Top court to hear
arguments over government spying
By Terry Baynes | Reuters
– 10 hours ago
(Reuters) - A debate over
how freely the U.S. government can eavesdrop on international communications
reaches a climax on Monday in the country's highest court.
At issue is a law passed
by Congress in 2008 allowing the government to monitor the overseas
communications of individuals without obtaining a warrant for each target.
The government has said it
needs flexible surveillance power to help prevent strikes by foreign militants
such as the attacks of September 11, 2001.
But a group of attorneys,
journalists and human rights organizations has challenged the law, saying
thousands or even millions of innocent Americans are likely being monitored
merely because they are communicating with people overseas.
In oral arguments on
Monday, the U.S. Supreme Court will consider whether the challengers have the
right to bring a suit against the law.
The government argues
that, because the surveillance is secret, the challengers cannot prove they
have been harmed by the law and therefore do not have standing to challenge it.
The challengers argue that
they are harmed because they must travel to meet their clients and sources in
person, to avoid wiretaps. Human Rights Watch, one of the challengers, has had
to pay for more plane tickets, translators, drivers and guides because of the
law, the group's general counsel, Dinah PoKempner, said.
Although the question of
standing is a technical one, a victory for the government could end the
challenge to the law.
If the government prevails
at this stage, it will have shielded its surveillance laws from review by the
courts, said Jameel Jaffer, a lawyer who represents the individuals and
organizations challenging the law.
It's unclear how the high
court will rule. Since the September 11 attacks, the court has shown a
reluctance to intervene in the executive branch's national security and
intelligence-gathering procedures. The fact that the court took the case means
that at least four justices saw problems with a lower court ruling allowing the
case to proceed.
Congress passed the
original Foreign Intelligence Surveillance Act in 1978 to clamp down on government
spying, which had escalated in the 1960s and 1970s. The law required the
government to submit a surveillance application to a special court for each
overseas individual it was targeting.
After the attacks of
September 11, 2001, President George W. Bush authorized the National Security
Agency's use of warrantless wiretaps in the hunt for people with ties to al
Qaeda and other militant groups. The Bush administration ended that program in
2007, but Congress legalized parts of it in an overhaul of the Foreign
Intelligence Surveillance Act in 2008.
Under the new law, the
government no longer has to provide the court with specific names, phone
numbers or email addresses of people to be tapped. Instead, it can apply for
permission to conduct mass surveillance merely by stating that it plans to
monitor non-U.S. persons overseas to gather foreign intelligence.
The challengers filed a
lawsuit saying the new procedures violate the U.S. Constitution's Fourth
Amendment protection against unreasonable search and seizures by allowing the
government to sweep up communications with little judicial oversight.
One of the challengers,
David Nevin, who is a lawyer for the accused September 11 mastermind Khalid
Sheikh Mohammed, said the 2008 law puts lawyers on the "horns of a
dilemma."
Ethics rules prohibit
lawyers from holding sensitive conversations with clients when there's a chance
the government is eavesdropping, he said. As a result, Nevin limits what he
says by phone and email and instead travels to Guantanamo Bay, Cuba, to talk to
his client. But those constraints can make it harder to provide the effective
legal assistance that ethical rules also require.
"We've gone back to
the Stone Age," said Tina Foster, a human rights lawyer who joined a brief
in support of the challengers. "It's like eliminating the benefit of
telecommunication and access to information."

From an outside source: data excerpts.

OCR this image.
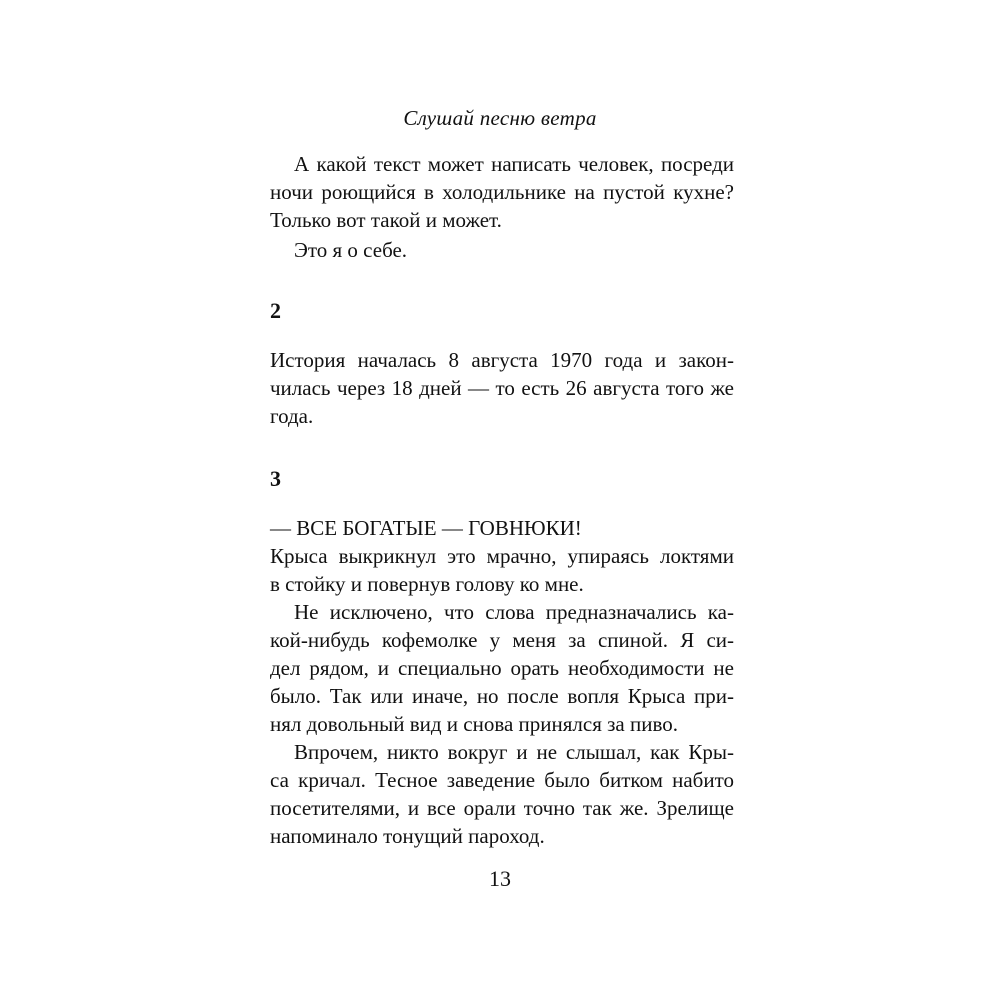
Слушай песню ветра
А какой текст может написать человек, посреди
ночи роющийся в холодильнике на пустой кухне?
Только вот такой и может.
Это я о себе.
2
История началась 8 августа 1970 года и закон-
чилась через 18 дней — то есть 26 августа того же
года.
3
— ВСЕ БОГАТЫЕ — ГОВНЮКИ!
Крыса выкрикнул это мрачно, упираясь локтями
в стойку и повернув голову ко мне.
Не исключено, что слова предназначались ка-
кой-нибудь кофемолке у меня за спиной. Я си-
дел рядом, и специально орать необходимости не
было. Так или иначе, но после вопля Крыса при-
нял довольный вид и снова принялся за пиво.
Впрочем, никто вокруг и не слышал, как Кры-
са кричал. Тесное заведение было битком набито
посетителями, и все орали точно так же. Зрелище
напоминало тонущий пароход.
13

In 2009 a federal district
court in New York found that the challengers failed to prove they had been
harmed by the law. But in 2011 the 2nd U.S. Circuit Court of Appeals disagreed,
allowing the suit to proceed based on the plaintiffs' fear of surveillance and
the cost of trying to avoid it.
The government then
petitioned the Supreme Court, arguing that the challengers did not have
standing to bring their suit. To have standing, the challengers had to show
that their injuries were "actual or imminent, not conjectural or
hypothetical," the government said in its petition.
Six former U.S. attorneys
general have submitted a brief supporting the government, warning that allowing
the suit to proceed would open the floodgates to litigation that would risk
exposing state secrets.
The Justice Department
declined to comment before Monday's oral arguments.
In separate litigation,
civil liberties groups tried to hold phone companies including AT&T Inc,
Sprint Nextel Corp and Verizon
Communications Inc
accountable for helping the government eavesdrop on private conversations. A
federal appeals court in December found the companies immune to the suits, and
the Supreme Court this month declined to review that case.
The case before the U.S.
Supreme Court is Clapper et al v. Amnesty International et al, No. 11-1025.